Statute of Limitations
¶ 11. The application of a statute of limitations is a question of law so that on appeal this Court applies a de novo review with the Court reviewing the evidence in the light most favorable to the non-moving party. Jackpot Mississippi Riverboat, Inc. v. Smith, 874 So.2d 959, 960 (¶ 4) (Miss. 2004).
¶ 12. The trial court found that the action was barred by Mississippi Code Annotated section 15-1-49 (Rev. 2003), the three-year statute of limitations. The court noted that this action was barred even under the longer statute, and held it unnecessary to determine which period of limitation applied to the civil penalties. The plaintiffs argue that section (2) of that statute on latent injuries applies and the cause of action does not accrue until the plaintiff has discovered, or by reasonable diligence should have discovered the injury. The reason for the rule is that it would be illogical to bar a plaintiff's claim for injuries for which he is unaware, or in the exercise of reasonable diligence could not have become aware. Owens-Illinois v. Edwards, 573 So.2d 704, 708 (Miss. 1990). The Carders allege that they were unable to discover the actions of BASF because of its fraudulent concealment. Fraudulent concealment applies to any cause of action, and will toll the statute of limitations. Stephens v. Equitable Life Assurance Society of the United States, 850 So.2d 78 (¶ 18) (Miss. 2003). However, a plaintiff, who seeks to avail himself of the fraudulent concealment doctrine, must plead fraudulent concealment, and then prove that some affirmative act or conduct was done by the defendant which prevented discovery of a claim and that due diligence was performed on his part to discover it. Id. The plaintiffs pled fraudulent concealment in the second amended complaint.
¶ 13. The undertaking of a criminal conspiracy is seldom if ever, announced to the public. The efforts of BASF to engage in price fixing was just such a conspiracy. It is therefore subject to the period of limitations for latent injuries. That is that the period of limitation commences on the date of discovery, or when with due diligence, the injury could have been discovered.
¶ 14. While applying the latent injury limitation to this action, this Court finds that this information was placed in the public domain as early as October 7, 1998, with the publication of The Wall Street Journal article. From and after that date, the dissemination of this information increased in an ever widening circle. When the information is placed in the public domain, the doctrine of fraudulent concealment ceases to be applicable.
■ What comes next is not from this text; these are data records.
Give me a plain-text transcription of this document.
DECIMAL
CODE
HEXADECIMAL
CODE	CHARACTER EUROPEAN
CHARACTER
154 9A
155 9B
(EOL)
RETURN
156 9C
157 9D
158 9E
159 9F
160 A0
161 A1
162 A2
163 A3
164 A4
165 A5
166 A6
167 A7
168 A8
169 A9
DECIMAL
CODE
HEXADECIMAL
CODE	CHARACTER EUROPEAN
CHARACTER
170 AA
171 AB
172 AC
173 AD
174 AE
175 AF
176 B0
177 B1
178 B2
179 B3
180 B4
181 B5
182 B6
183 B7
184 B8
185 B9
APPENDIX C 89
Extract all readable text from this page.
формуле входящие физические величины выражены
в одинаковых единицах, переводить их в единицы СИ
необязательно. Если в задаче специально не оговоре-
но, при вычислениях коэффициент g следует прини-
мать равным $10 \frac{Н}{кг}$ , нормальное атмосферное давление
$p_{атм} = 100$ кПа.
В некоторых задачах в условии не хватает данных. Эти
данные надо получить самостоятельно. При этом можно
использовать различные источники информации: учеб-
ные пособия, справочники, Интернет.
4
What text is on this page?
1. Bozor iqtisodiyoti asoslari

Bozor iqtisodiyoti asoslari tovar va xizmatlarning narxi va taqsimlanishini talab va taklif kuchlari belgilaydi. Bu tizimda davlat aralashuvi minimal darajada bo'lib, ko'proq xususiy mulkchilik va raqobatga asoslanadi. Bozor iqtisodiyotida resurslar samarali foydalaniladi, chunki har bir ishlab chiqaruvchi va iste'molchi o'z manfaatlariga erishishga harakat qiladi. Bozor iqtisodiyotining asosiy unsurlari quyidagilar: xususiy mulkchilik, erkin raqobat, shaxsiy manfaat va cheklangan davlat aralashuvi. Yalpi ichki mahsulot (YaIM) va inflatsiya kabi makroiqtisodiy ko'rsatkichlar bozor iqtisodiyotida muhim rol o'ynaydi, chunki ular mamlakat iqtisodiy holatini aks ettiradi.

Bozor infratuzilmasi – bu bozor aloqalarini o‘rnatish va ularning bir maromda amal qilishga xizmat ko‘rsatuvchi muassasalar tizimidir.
Thus the chancellor correctly held that these claims would be time barred.
¶ 15. This opinion is not intended to suggest that information published in a newspaper located anywhere automatically is sufficient to commence the running of the statute of limitation on a latent injury, but is limited solely to the facts of this case.
¶ 16. THE JUDGMENT OF THE CHANCERY COURT OF WASHINGTON COUNTY IS AFFIRMED. ALL COSTS OF THIS APPEAL ARE ASSESSED TO THE APPELLANTS.
BRIDGES AND LEE, P.JJ., IRVING, MYERS, CHANDLER, GRIFFIS, BARNES AND ISHEE, JJ., CONCUR.